Cerca de 10 mil crianças nascem anualmente em Angola com anemia falciforme, segundo directora Nacional de Saúde Pública, Helga Freitas, que falou a quando da inauguração de um centro médico no Cacuaco, no âmbito da celebração do Dia Mundial da Consciencialização sobre a Doença Falciforme.

Segundo Laura Fernandes mãe de um menino, os médicos estão apavorados com o desprezo por que passa o programa: “eles não sabem se este programa irá continuar ou não porque desde o início da pandemia da Covid-19 que o ministério da saúde não fala nada” disse.

Já Teresa Dala explica que o teste do pezinho ajuda muitos famílias a saberem o estado de saúde dos seus filhos a partir dos 3 meses de idade podendo fazer assim acompanhamento das crianças e dando-lhes qualidade de vida: “só para se ter uma ideia este mesmo teste custa cerca de 60 á 80 mil kwanzas nas clínicas” disse.
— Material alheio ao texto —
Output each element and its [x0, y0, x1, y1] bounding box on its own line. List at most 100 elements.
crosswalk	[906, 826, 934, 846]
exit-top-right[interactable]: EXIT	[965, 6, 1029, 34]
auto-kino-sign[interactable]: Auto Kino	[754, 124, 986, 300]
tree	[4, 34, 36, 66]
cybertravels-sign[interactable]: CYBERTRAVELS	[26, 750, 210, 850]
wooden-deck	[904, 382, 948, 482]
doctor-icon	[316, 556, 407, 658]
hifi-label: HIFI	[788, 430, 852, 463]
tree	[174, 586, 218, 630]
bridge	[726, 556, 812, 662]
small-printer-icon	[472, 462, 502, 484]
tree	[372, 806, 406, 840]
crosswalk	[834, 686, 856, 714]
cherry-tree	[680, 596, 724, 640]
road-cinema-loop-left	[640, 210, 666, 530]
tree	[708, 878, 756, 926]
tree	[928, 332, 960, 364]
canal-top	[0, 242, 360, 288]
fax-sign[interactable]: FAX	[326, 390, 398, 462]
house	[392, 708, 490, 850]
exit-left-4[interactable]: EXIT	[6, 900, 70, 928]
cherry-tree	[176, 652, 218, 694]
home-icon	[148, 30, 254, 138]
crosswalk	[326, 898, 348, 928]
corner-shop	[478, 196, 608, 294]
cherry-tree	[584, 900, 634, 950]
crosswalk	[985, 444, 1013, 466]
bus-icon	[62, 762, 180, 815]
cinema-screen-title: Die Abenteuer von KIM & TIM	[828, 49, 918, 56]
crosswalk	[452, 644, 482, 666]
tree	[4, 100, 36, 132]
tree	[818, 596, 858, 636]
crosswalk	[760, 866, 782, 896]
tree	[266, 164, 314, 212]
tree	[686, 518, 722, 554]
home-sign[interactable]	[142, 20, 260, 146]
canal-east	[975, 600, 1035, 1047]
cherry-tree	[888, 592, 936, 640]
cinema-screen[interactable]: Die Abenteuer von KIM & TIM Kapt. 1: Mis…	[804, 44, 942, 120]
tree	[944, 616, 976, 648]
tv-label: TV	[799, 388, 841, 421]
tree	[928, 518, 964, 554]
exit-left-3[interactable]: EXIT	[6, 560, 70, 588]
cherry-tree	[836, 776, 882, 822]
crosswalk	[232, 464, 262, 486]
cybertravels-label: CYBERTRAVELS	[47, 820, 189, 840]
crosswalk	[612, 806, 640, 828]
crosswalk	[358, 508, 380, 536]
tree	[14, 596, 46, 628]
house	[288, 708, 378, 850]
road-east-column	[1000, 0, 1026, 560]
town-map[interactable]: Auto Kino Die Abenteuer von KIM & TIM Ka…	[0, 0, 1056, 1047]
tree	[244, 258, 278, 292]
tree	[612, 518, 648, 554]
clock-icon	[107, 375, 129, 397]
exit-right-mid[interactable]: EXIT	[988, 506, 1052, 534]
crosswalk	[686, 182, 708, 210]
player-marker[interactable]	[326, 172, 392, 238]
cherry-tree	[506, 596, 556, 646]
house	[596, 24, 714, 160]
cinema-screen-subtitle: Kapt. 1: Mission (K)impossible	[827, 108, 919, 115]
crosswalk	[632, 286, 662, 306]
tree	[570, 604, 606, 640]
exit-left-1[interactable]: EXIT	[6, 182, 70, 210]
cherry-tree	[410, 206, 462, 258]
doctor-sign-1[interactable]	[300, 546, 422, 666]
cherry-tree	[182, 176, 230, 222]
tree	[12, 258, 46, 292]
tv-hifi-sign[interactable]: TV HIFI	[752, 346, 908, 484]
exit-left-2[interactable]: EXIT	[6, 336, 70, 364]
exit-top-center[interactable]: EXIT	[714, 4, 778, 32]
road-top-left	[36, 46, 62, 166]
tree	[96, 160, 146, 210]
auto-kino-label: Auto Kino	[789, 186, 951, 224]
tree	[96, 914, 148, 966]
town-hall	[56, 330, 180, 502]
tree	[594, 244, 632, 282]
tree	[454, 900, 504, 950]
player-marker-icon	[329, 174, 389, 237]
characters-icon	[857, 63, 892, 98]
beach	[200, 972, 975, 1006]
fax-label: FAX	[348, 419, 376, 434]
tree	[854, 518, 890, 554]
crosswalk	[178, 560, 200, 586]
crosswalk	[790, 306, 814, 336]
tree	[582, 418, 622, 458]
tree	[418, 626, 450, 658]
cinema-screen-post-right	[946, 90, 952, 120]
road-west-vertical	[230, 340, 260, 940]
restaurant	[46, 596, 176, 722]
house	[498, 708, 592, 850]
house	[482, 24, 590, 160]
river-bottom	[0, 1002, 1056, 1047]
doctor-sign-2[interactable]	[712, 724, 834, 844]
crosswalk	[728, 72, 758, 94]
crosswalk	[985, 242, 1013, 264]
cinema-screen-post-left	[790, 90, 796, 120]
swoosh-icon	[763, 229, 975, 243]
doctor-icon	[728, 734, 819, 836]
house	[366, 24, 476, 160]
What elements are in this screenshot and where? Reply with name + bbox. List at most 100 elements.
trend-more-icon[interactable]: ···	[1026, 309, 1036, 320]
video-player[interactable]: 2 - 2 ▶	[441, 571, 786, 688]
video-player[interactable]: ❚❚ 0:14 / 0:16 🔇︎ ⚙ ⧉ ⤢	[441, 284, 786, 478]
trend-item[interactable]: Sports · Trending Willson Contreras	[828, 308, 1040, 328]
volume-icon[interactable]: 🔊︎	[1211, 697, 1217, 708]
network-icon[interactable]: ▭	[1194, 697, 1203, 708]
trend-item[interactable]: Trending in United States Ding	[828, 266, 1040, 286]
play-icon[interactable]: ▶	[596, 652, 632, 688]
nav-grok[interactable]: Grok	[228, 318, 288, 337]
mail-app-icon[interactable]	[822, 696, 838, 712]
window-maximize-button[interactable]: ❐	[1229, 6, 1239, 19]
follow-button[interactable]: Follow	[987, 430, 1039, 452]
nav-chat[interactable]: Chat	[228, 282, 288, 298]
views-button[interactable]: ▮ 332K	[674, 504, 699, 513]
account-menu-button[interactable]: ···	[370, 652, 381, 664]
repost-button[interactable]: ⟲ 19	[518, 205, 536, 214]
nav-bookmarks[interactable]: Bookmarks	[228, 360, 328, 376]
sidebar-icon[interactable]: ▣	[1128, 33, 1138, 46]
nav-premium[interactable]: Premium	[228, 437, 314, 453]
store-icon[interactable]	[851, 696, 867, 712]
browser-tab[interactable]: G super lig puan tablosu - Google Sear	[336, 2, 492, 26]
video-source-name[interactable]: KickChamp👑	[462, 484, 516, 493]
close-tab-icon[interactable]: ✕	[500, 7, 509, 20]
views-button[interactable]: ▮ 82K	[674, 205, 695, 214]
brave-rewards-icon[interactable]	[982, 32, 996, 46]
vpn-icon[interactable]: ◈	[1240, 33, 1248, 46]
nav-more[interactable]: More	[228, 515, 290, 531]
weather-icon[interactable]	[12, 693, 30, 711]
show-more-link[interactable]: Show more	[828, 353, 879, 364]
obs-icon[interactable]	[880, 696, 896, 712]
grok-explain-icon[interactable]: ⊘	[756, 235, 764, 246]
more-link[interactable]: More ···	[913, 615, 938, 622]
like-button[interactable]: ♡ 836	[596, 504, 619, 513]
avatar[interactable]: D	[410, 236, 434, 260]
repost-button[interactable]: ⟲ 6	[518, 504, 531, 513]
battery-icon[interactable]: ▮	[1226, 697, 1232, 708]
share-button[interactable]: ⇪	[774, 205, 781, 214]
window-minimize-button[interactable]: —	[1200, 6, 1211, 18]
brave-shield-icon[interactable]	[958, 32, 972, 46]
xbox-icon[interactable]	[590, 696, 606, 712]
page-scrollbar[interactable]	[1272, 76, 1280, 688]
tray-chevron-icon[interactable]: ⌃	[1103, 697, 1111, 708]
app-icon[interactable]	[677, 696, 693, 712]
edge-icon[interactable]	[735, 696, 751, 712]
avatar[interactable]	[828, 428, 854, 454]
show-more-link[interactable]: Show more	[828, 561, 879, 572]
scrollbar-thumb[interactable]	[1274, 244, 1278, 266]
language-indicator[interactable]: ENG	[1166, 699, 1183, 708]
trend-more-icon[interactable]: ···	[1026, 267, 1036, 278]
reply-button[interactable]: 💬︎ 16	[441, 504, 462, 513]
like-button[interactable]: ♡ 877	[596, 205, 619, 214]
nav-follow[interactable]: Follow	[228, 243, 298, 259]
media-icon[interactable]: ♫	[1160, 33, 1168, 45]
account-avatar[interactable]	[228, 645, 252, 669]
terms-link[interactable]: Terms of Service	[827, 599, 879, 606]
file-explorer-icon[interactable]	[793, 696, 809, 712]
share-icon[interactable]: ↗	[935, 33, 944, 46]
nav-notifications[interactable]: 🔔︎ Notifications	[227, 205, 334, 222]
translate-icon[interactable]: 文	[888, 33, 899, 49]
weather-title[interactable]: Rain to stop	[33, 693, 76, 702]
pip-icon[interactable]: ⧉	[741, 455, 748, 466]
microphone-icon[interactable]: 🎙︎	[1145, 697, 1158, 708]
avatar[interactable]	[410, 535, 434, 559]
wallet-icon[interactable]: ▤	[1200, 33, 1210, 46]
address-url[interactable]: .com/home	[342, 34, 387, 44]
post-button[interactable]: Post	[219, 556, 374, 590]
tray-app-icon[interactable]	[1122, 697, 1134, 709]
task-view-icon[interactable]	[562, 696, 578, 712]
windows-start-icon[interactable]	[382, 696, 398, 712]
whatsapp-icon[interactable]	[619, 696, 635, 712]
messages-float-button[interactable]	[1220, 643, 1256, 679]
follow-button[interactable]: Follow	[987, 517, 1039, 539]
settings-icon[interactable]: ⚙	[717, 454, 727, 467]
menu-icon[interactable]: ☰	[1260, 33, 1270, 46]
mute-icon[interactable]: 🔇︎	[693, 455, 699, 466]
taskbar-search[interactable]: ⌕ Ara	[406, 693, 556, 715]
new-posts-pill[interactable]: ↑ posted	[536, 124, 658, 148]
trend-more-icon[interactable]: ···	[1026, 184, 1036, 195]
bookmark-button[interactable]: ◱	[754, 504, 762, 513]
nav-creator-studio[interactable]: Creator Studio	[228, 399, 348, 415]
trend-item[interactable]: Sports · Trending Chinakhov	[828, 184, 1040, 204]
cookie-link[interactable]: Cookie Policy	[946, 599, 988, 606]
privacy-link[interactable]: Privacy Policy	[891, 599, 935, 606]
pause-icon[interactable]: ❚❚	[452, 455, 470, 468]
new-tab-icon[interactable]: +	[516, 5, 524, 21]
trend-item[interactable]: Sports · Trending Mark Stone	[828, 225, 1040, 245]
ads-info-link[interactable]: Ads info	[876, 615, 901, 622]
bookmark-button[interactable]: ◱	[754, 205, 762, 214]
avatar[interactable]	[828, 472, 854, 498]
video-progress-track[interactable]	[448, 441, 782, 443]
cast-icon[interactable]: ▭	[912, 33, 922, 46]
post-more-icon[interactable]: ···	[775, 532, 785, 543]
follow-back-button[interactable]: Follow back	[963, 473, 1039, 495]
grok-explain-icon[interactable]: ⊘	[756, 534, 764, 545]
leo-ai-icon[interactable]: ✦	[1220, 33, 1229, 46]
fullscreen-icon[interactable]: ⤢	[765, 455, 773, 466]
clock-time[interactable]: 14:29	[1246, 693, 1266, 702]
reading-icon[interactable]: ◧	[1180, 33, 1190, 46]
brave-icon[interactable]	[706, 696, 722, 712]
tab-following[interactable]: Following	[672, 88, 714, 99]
Acrescentando que: “neste programa fazes o teste e não pagas nada” clamam as mães.

“Será que uma senhora que vive de vendas ambulantes terá condições de fazer tal exame?” questiona Rita Fumuma.

Maria Vicente outra mãe entende que se o referido programa parar vão colocar milhares de crianças sem dignidade: “vamos continuar a ter os nossos filhos a viverem sem o minimo de dignidade” disse.

A anemia falciforme é uma doença hereditária que passa de pais para filhos, caracterizada pela alteração dos glóbulos vermelhos do sangue.

De acordo com a coordenadora da Iniciativa Angolana de Células Falciformes, Margarida Teixeira, mensalmente são recolhidas e processadas cerca de 8 mil e 500 amostras nos centros de apoio da doença em Luanda e  mil e 500 nos centros de Cabinda, as únicas regiões com unidades do género.

Informou que os centros realizam rastreio neonatal, diagnóstico, cuidados e tratamento, bem como formação de profissionais e sensibilização nas comunidades.